The quickest way for me to explain why, as a Shyamalan hater, his movie's don't work for me, is that most of them expect me to contend with their human element. Like Spielberg, he expects us to recognize our own humanity in his characters, their families, their reality. But Shyamalan, not even remotely, does not understand how to articulate any of these things. He never offers any proof that he is anything but an alien observing us. He understands people as much as a 'keep hanging in there' cat poster understands the human condition. So when he lifts all of his influences from a Spielberg film, he only thinks to crib the most surface elements of the characters in them. Maybe, if I could engage with his work as camp, or as some kind of demented fever dream, or with at least a sense of humor at what a weirdo he is, I could give his early movies a pass. But from my perspective, only a movie like The Happening gives me this option of watching it from an emotional distance. I feel I might have permission to laugh at it (actually, probably not, but it's so weird and stupid I am taking that right for myself)
I agree with you that The Village probably isn't that much worse than Sixth Sense or Signs. I don't know why it gets excluded from their company by fans of those two much more popular films. In my eyes, they are about the same.
But, also from my eyes, all three are pretty bad movies. Regardless of the technical craft he frequently shows off, I just cringe when I watch them. They make me want to revoke his citizenship to this planet.
I agree with you that The Village probably isn't that much worse than Sixth Sense or Signs. I don't know why it gets excluded from their company by fans of those two much more popular films. In my eyes, they are about the same.
But, also from my eyes, all three are pretty bad movies. Regardless of the technical craft he frequently shows off, I just cringe when I watch them. They make me want to revoke his citizenship to this planet.
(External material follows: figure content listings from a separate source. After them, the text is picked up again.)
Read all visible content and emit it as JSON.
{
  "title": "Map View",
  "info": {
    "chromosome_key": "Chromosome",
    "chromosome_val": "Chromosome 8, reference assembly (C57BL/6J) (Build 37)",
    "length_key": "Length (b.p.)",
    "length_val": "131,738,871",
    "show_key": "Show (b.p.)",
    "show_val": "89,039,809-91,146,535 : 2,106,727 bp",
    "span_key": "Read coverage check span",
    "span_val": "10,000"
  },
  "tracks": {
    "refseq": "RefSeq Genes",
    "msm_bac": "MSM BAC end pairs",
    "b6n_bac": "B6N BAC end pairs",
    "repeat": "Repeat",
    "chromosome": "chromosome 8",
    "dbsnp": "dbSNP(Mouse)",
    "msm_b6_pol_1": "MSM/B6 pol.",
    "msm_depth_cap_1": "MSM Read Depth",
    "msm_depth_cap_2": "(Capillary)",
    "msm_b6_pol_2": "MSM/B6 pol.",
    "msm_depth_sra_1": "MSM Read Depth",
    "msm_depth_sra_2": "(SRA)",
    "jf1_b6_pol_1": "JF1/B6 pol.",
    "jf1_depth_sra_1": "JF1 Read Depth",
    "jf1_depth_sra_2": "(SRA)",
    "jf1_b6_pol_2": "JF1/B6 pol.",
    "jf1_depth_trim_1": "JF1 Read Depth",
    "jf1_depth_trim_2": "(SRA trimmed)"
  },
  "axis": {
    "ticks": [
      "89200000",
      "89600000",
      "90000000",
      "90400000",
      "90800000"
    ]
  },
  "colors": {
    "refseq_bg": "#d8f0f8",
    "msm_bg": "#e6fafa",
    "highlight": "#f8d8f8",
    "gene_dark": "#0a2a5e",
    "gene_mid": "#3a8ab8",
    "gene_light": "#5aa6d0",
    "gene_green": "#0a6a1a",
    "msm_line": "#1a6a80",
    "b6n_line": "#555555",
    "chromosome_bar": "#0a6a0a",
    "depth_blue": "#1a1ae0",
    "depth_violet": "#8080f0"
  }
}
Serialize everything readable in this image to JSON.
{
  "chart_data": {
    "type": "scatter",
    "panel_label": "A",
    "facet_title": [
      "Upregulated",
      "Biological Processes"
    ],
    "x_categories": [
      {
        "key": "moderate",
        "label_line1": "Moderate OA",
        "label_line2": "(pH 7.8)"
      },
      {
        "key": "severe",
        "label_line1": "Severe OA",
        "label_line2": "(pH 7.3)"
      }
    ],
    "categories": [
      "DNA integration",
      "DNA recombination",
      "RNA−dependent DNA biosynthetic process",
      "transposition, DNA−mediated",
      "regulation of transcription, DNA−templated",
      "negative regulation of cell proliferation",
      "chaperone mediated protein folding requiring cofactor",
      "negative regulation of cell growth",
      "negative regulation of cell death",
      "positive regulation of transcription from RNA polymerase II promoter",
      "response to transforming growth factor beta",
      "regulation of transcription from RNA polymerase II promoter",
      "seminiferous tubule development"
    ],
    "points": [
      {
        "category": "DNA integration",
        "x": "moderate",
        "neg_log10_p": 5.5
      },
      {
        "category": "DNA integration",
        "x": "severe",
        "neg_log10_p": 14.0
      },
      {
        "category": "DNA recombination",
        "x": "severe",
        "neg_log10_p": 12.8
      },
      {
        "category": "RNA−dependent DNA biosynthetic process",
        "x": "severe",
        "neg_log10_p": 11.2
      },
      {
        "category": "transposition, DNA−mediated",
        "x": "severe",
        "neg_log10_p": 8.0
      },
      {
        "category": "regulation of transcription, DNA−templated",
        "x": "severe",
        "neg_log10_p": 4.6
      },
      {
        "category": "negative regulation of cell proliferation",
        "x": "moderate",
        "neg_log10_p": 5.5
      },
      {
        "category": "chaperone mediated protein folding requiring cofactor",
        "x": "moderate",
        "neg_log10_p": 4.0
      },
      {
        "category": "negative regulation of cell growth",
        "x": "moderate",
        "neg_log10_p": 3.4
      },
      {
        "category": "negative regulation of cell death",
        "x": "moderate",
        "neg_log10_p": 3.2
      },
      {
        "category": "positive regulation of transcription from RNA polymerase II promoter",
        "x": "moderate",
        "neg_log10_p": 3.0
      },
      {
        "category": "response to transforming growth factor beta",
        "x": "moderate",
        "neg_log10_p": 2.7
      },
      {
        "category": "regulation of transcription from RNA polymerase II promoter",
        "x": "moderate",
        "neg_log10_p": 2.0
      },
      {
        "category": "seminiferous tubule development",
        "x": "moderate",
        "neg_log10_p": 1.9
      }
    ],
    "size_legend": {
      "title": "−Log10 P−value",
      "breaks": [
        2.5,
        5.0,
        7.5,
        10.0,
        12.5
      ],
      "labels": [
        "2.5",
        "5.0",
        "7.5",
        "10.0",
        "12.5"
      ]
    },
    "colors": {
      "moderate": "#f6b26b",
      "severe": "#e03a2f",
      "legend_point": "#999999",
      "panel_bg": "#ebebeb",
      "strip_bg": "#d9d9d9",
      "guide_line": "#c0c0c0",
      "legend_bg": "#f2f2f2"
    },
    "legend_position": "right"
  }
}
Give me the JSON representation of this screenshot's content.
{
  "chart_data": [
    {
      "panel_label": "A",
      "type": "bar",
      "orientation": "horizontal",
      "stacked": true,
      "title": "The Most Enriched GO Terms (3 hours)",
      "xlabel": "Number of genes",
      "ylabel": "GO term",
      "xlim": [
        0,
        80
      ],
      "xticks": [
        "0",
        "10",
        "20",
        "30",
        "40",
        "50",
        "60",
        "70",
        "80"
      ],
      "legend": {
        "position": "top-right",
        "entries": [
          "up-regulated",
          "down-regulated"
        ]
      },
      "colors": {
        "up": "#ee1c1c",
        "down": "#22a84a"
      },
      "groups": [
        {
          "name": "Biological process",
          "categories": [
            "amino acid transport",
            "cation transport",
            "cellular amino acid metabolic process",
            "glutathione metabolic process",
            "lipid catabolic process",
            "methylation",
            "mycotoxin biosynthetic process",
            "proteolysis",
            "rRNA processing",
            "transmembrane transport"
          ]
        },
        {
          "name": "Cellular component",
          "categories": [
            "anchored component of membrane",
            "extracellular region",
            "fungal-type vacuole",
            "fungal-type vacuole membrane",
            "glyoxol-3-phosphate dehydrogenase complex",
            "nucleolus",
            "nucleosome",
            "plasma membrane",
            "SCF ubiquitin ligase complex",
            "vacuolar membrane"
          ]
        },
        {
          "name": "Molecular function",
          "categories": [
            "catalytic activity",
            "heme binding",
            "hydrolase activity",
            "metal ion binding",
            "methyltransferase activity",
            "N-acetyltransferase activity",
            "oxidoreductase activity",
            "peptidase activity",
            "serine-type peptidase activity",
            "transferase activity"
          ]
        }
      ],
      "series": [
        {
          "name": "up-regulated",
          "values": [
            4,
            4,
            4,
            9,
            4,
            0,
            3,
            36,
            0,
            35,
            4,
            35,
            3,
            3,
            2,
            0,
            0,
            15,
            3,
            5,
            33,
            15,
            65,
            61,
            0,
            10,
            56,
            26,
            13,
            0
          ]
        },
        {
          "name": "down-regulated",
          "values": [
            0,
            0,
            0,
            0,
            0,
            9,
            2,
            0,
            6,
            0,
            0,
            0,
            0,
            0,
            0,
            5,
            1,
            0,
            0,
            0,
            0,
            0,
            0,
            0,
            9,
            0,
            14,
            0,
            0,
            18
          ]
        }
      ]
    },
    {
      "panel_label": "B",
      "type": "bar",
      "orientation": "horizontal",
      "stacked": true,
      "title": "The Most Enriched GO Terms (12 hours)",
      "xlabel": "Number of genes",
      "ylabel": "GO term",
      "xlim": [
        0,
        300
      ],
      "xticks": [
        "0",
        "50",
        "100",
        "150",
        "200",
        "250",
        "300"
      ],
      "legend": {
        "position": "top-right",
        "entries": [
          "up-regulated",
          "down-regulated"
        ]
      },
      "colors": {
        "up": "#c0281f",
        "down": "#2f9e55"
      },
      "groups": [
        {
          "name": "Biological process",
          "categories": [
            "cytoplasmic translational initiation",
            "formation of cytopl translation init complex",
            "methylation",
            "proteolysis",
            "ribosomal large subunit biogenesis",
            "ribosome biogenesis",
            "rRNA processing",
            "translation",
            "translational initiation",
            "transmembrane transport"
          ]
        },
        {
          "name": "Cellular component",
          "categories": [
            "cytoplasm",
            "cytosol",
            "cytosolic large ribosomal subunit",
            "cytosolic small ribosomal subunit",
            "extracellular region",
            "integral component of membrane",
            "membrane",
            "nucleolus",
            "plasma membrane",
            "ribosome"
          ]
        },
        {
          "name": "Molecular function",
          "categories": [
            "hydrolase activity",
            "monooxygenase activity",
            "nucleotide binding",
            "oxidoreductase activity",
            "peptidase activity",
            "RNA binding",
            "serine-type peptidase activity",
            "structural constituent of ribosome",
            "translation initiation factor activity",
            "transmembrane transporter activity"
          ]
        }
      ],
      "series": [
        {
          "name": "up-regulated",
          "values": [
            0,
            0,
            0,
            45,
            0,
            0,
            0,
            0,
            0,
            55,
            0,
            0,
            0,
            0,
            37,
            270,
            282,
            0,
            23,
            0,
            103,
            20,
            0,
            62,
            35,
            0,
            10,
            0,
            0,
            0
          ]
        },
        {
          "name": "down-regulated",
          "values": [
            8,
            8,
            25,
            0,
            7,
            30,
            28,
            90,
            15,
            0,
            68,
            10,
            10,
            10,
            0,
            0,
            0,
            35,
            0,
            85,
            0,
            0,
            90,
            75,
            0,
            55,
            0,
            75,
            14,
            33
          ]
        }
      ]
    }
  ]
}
It's funny you make the Spielberg comparison because I think I may actually just be the flip side of your coin. I really loathe Spielberg for how much I feel like he overdoes "the human element". I find the rest of his filmmaking usually excellent, obviously, but I always find his sentimentality (and I don't just mean when the emotion is sentimental, I mean his sentimentality in portraying characters) nauseating. One of the things I like so much about Shyamalan's better work is the way he reigns in his actors to get quiet, measured performances that actually feel much more genuine to me than what Spielberg does. To me, getting subtlety out of Mel Gibson is a near-miracle. Honestly, until I saw Phoenix in Signs I hated him as an actor for his overracting (IMO). But Shyamalan got something believable out of him to me.
Just thinking as I type though, I think the reason that I liked Bridge Of Spies so much was that I got this overwhelming feeling that Spielberg/Hanks wasn't actually overdoing it for a change (a feeling I also got from Fiennes in Schindler's and of course Scheider/Shaw/Dreyfuss in Jaws before Spielberg was really putting his stamp on everything). It felt like there was genuine human subtlety to the characters and the performances instead of the usual Spielbergian toomuchery. Which unfortunately has come to define the work of so many other filmmakers.
Again, I'm meandering here but you've made me think as I hadn't really compared the two before and I'm certainly NOT saying that Shyamalan is better than Spielberg so let's just get that off the table completely, but would I rather watch performances in Shyamalan movies than Spielberg movies? With a few exceptions, yeah, absolutely.
I certainly like your point that The Village isn't significantly worse than his "best" films even if you think his best films are total crap.
My days of defending Shyamalan are long over but my days of defending a specific subset of his films will likely never end.